La souffrance au travail, qu’on a placée sous cet intitulé dès les années 1990, a pris une ampleur importante à partir de 1995, époque où nous avons ouvert une consultation sur le sujet. Deux livres, « Le harcèlement moral » de Marie-France Hirigoyen et « Souffrance en France » de Christophe Dejours, publiés en 1998, ont contribué à mettre en visibilité ce qui se passait dans le monde du travail. En 2002, deux lois importantes, celle sur la modernisation sociale qui légifère sur le harcèlement moral et celle sur la protection de la santé physique et morale du salarié, ont été promulguées car la situation sur le terrain s’aggravait beaucoup.

Mais malheureusement, malgré la puissance du mouvement législatif et une soi disant prise de conscience, les choses n’ont cessé d’empirer.
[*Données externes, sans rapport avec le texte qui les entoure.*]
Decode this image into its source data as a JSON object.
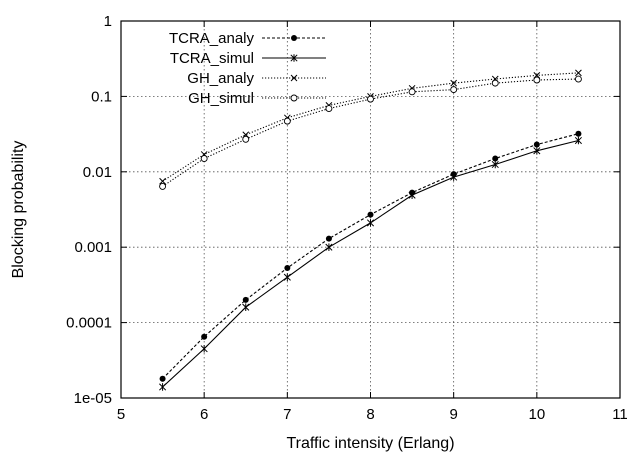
{
  "chart_data": {
    "type": "line",
    "title": "",
    "xlabel": "Traffic intensity (Erlang)",
    "ylabel": "Blocking probability",
    "x_scale": "linear",
    "y_scale": "log",
    "xlim": [
      5,
      11
    ],
    "ylim": [
      1e-05,
      1
    ],
    "x_ticks": [
      5,
      6,
      7,
      8,
      9,
      10,
      11
    ],
    "x_tick_labels": [
      "5",
      "6",
      "7",
      "8",
      "9",
      "10",
      "11"
    ],
    "y_ticks": [
      1e-05,
      0.0001,
      0.001,
      0.01,
      0.1,
      1
    ],
    "y_tick_labels": [
      "1e-05",
      "0.0001",
      "0.001",
      "0.01",
      "0.1",
      "1"
    ],
    "grid": true,
    "legend_position": "top-left",
    "x": [
      5.5,
      6,
      6.5,
      7,
      7.5,
      8,
      8.5,
      9,
      9.5,
      10,
      10.5
    ],
    "series": [
      {
        "name": "TCRA_analy",
        "line": "dashed",
        "marker": "filled-circle",
        "values": [
          1.8e-05,
          6.5e-05,
          0.0002,
          0.00053,
          0.0013,
          0.0027,
          0.0053,
          0.0093,
          0.015,
          0.023,
          0.032
        ]
      },
      {
        "name": "TCRA_simul",
        "line": "solid",
        "marker": "asterisk",
        "values": [
          1.4e-05,
          4.5e-05,
          0.00016,
          0.0004,
          0.001,
          0.0021,
          0.0049,
          0.0085,
          0.0125,
          0.019,
          0.026
        ]
      },
      {
        "name": "GH_analy",
        "line": "dotted",
        "marker": "cross",
        "values": [
          0.0075,
          0.017,
          0.031,
          0.052,
          0.076,
          0.1,
          0.128,
          0.15,
          0.17,
          0.19,
          0.205
        ]
      },
      {
        "name": "GH_simul",
        "line": "dotted",
        "marker": "open-circle",
        "values": [
          0.0064,
          0.015,
          0.027,
          0.047,
          0.069,
          0.092,
          0.115,
          0.123,
          0.15,
          0.165,
          0.17
        ]
      }
    ]
  }
}
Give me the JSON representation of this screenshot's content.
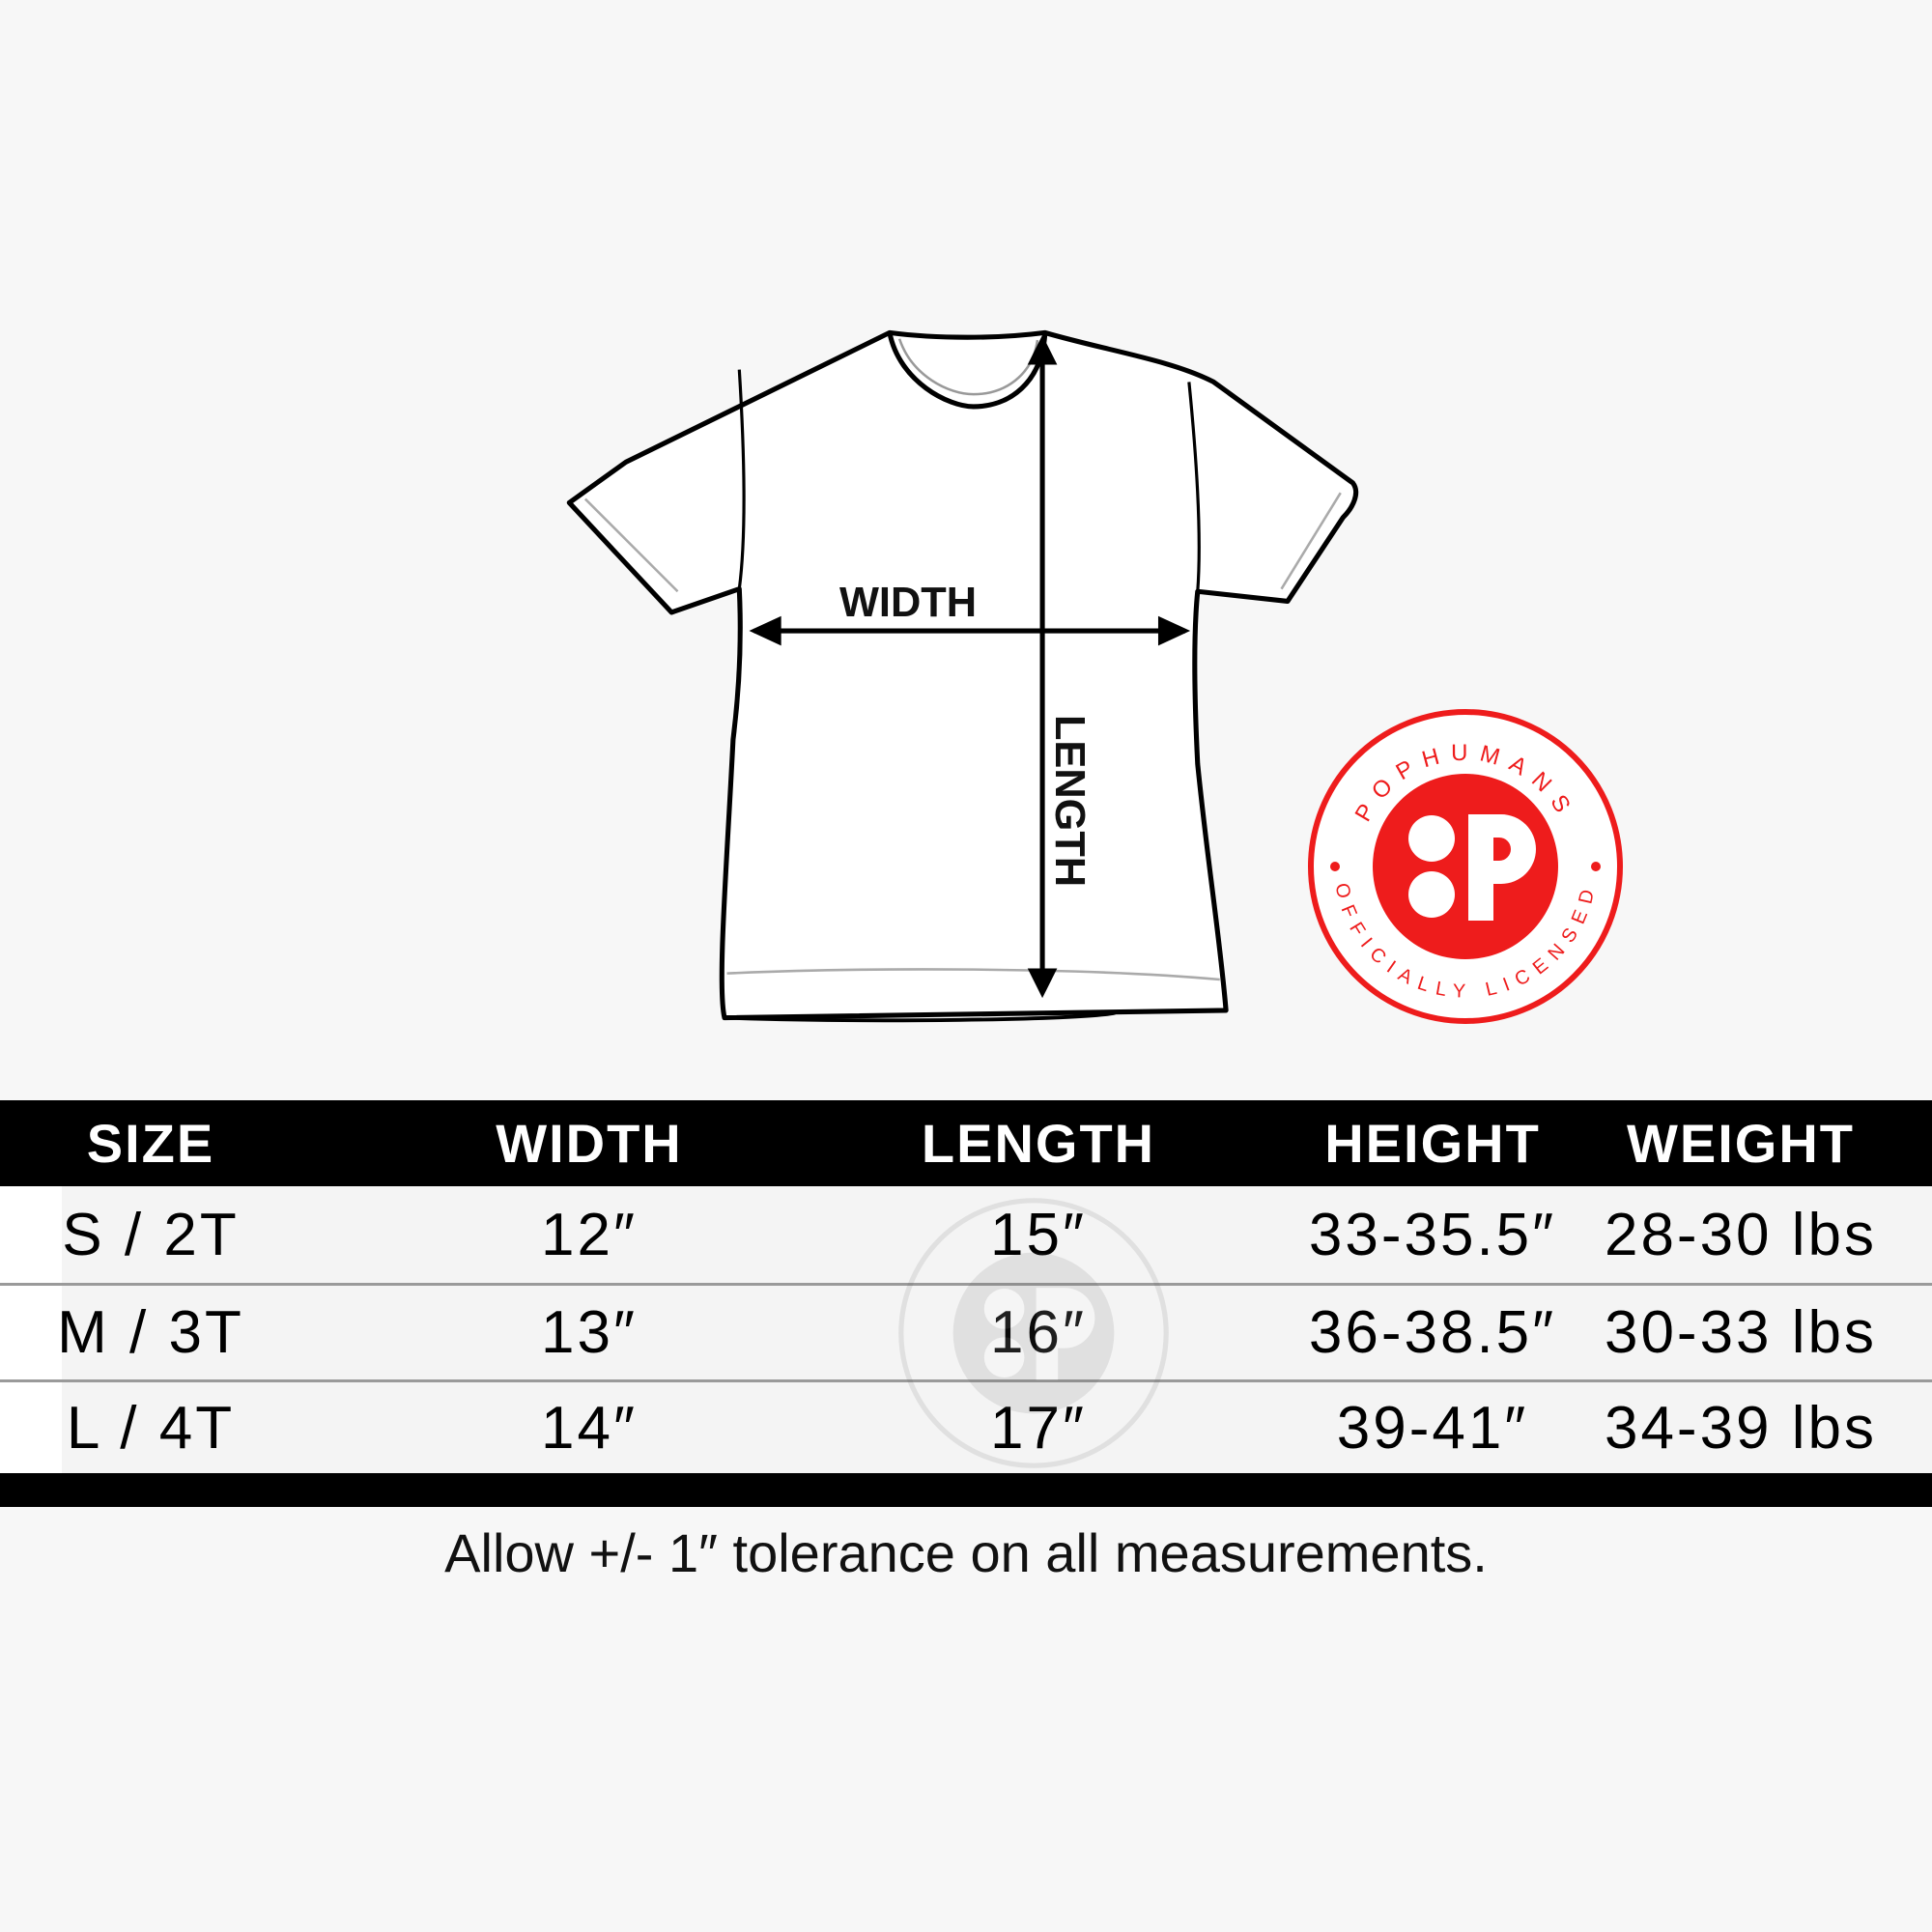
{
  "diagram": {
    "width_label": "WIDTH",
    "length_label": "LENGTH"
  },
  "badge": {
    "brand": "POPHUMANS",
    "tagline": "OFFICIALLY LICENSED",
    "color": "#ee1c1c"
  },
  "table": {
    "headers": [
      "SIZE",
      "WIDTH",
      "LENGTH",
      "HEIGHT",
      "WEIGHT"
    ],
    "rows": [
      [
        "S / 2T",
        "12″",
        "15″",
        "33-35.5″",
        "28-30 lbs"
      ],
      [
        "M / 3T",
        "13″",
        "16″",
        "36-38.5″",
        "30-33 lbs"
      ],
      [
        "L / 4T",
        "14″",
        "17″",
        "39-41″",
        "34-39 lbs"
      ]
    ]
  },
  "note": "Allow +/- 1″ tolerance on all measurements."
}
En 2006, sont survenus des vagues de suicides chez Renault et France Télécom, avant une « épidémie » de burn-out, depuis 5 ans (1). Actuellement, il existe 150 consultations Souffrance et Travail. Nous n’avons jamais parlé de ce sujet, mais il n’a jamais été, hélas, aussi vivace, dans tous les secteurs, de la police à la santé, en passant par l’Éducation nationale, l’information-communication et les activités financières.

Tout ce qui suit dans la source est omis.